Kelli Proctor said...

we think about you often as well! I have always loved and admired you. We love you and you guys are always in our prayers. Hope to see you guys soon! It was good to see you the other day and give you a hug. We just have appreciated your friendship in our lives. Dont hesitate to ask for our help ever!

steveandlaura said...

Alisa,
I've admired you from afar since I moved into the ward. You were such a great teacher in the Relief Society your lessons alway made me reflect and ponder more than usual. I also enjoyed your talk on the ym/yw trek.

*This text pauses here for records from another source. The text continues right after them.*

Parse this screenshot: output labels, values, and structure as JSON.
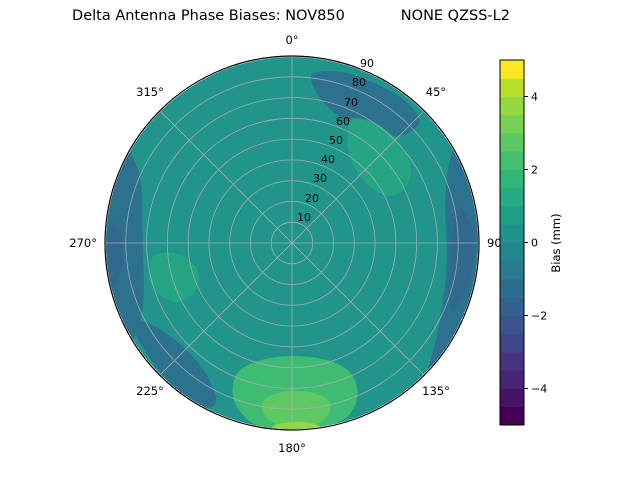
{
  "chart_data": {
    "type": "polar_contour",
    "title_left": "Delta Antenna Phase Biases: NOV850",
    "title_right": "NONE QZSS-L2",
    "theta_tick_labels": [
      "0°",
      "45°",
      "90",
      "135°",
      "180°",
      "225°",
      "270°",
      "315°"
    ],
    "theta_tick_degrees": [
      0,
      45,
      90,
      135,
      180,
      225,
      270,
      315
    ],
    "theta_zero_location": "top",
    "r_tick_labels": [
      "10",
      "20",
      "30",
      "40",
      "50",
      "60",
      "70",
      "80",
      "90"
    ],
    "r_tick_values": [
      10,
      20,
      30,
      40,
      50,
      60,
      70,
      80,
      90
    ],
    "r_max": 90,
    "r_label_angle_deg": 22.5,
    "grid_color": "#b0b0b0",
    "colorbar": {
      "label": "Bias (mm)",
      "tick_labels": [
        "4",
        "2",
        "0",
        "−2",
        "−4"
      ],
      "tick_values": [
        4,
        2,
        0,
        -2,
        -4
      ],
      "range": [
        -5,
        5
      ],
      "colormap": "viridis",
      "segment_colors": [
        "#440154",
        "#471365",
        "#482475",
        "#46327e",
        "#3f4788",
        "#39558c",
        "#33618d",
        "#2d6e8e",
        "#287a8e",
        "#23868e",
        "#1f938b",
        "#1f9f88",
        "#24ab82",
        "#30b679",
        "#44bf70",
        "#5bc863",
        "#76d153",
        "#95d840",
        "#b8de29",
        "#fde725"
      ]
    },
    "regions": [
      {
        "name": "background-sky",
        "bias_mm": "0 to 1",
        "color": "#21948b"
      },
      {
        "name": "north-edge-low",
        "bias_mm": "-1 to -2",
        "color": "#2c728e"
      },
      {
        "name": "east-edge-low",
        "bias_mm": "-1 to -2",
        "color": "#2c728e"
      },
      {
        "name": "east-edge-core",
        "bias_mm": "-2 to -3",
        "color": "#31688e"
      },
      {
        "name": "west-edge-low",
        "bias_mm": "-1 to -2",
        "color": "#2c728e"
      },
      {
        "name": "west-edge-core",
        "bias_mm": "-2 to -3",
        "color": "#31688e"
      },
      {
        "name": "southwest-edge-low",
        "bias_mm": "-1 to -2",
        "color": "#2c728e"
      },
      {
        "name": "south-lobe-high",
        "bias_mm": "1 to 2",
        "color": "#3fbc73"
      },
      {
        "name": "south-lobe-inner",
        "bias_mm": "2 to 3",
        "color": "#5ec962"
      },
      {
        "name": "south-edge-bright",
        "bias_mm": "3",
        "color": "#90d743"
      },
      {
        "name": "northeast-mid-high",
        "bias_mm": "1",
        "color": "#25a584"
      },
      {
        "name": "west-mid-high",
        "bias_mm": "1",
        "color": "#25a584"
      }
    ]
  }
}
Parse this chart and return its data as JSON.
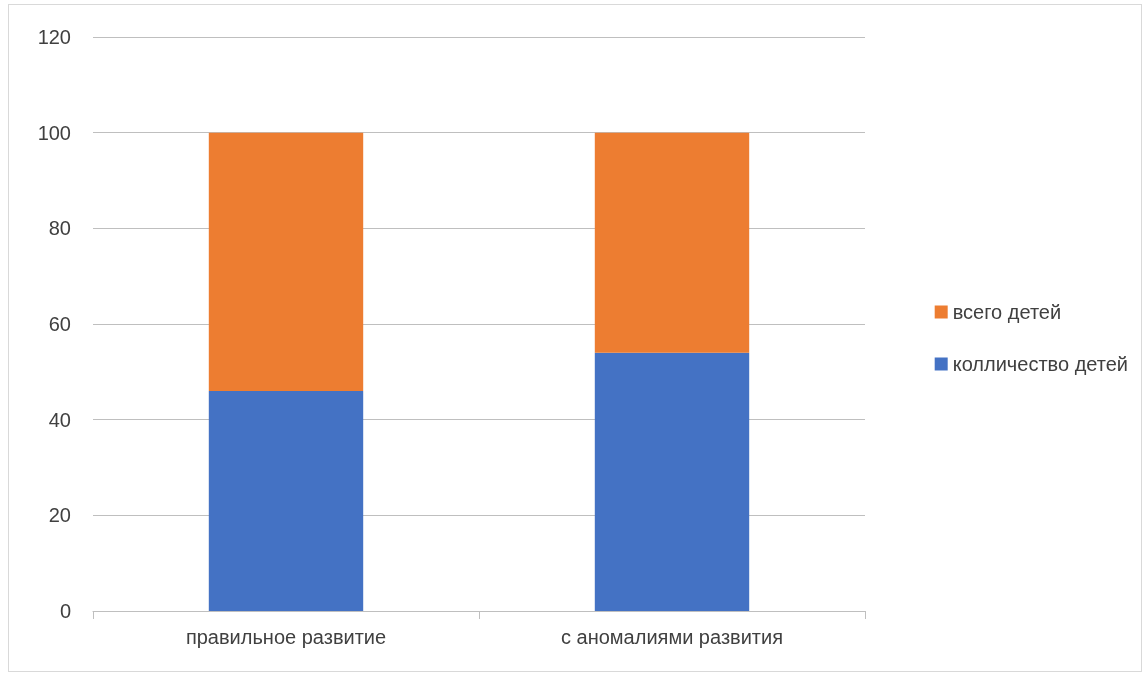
{
  "chart_data": {
    "type": "bar",
    "stacked": true,
    "categories": [
      "правильное развитие",
      "с аномалиями развития"
    ],
    "series": [
      {
        "name": "колличество детей",
        "color": "#4472c4",
        "values": [
          46,
          54
        ]
      },
      {
        "name": "всего детей",
        "color": "#ed7d31",
        "values": [
          54,
          46
        ]
      }
    ],
    "ylim": [
      0,
      120
    ],
    "yticks": [
      0,
      20,
      40,
      60,
      80,
      100,
      120
    ],
    "grid": "y",
    "legend": "right"
  }
}
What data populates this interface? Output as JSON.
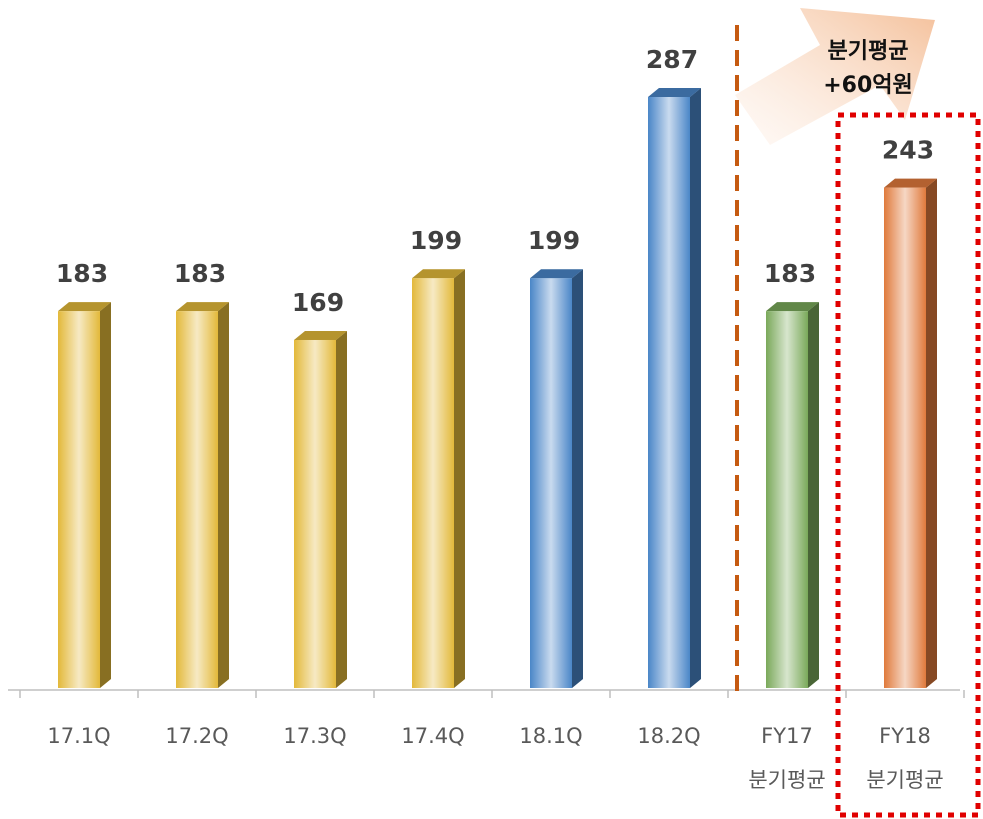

I recently heard about your cancer and gasped. I am sorry you have to go through this. Again, you made me reflect in my own life. I just wanted to let you know that you and your family are in my thoughts and prayers. I would be more than happy to help you at any time of need. Our hearts go out to you and your family.
Sincerely,
Laura Winters
P.S. Steve's aunt has had this type of cancer 12 years ago and is still with us.

mamabear said...

Thanks to Buffy for the reminder that we can't change time. I needed that.

Brooke said...

I thought of you a lot during conference, too. We missed you guys at the little reunion in Boston. You would love Daija's place - old and charming. I hate waiting, too! Thanks for your beautiful blog.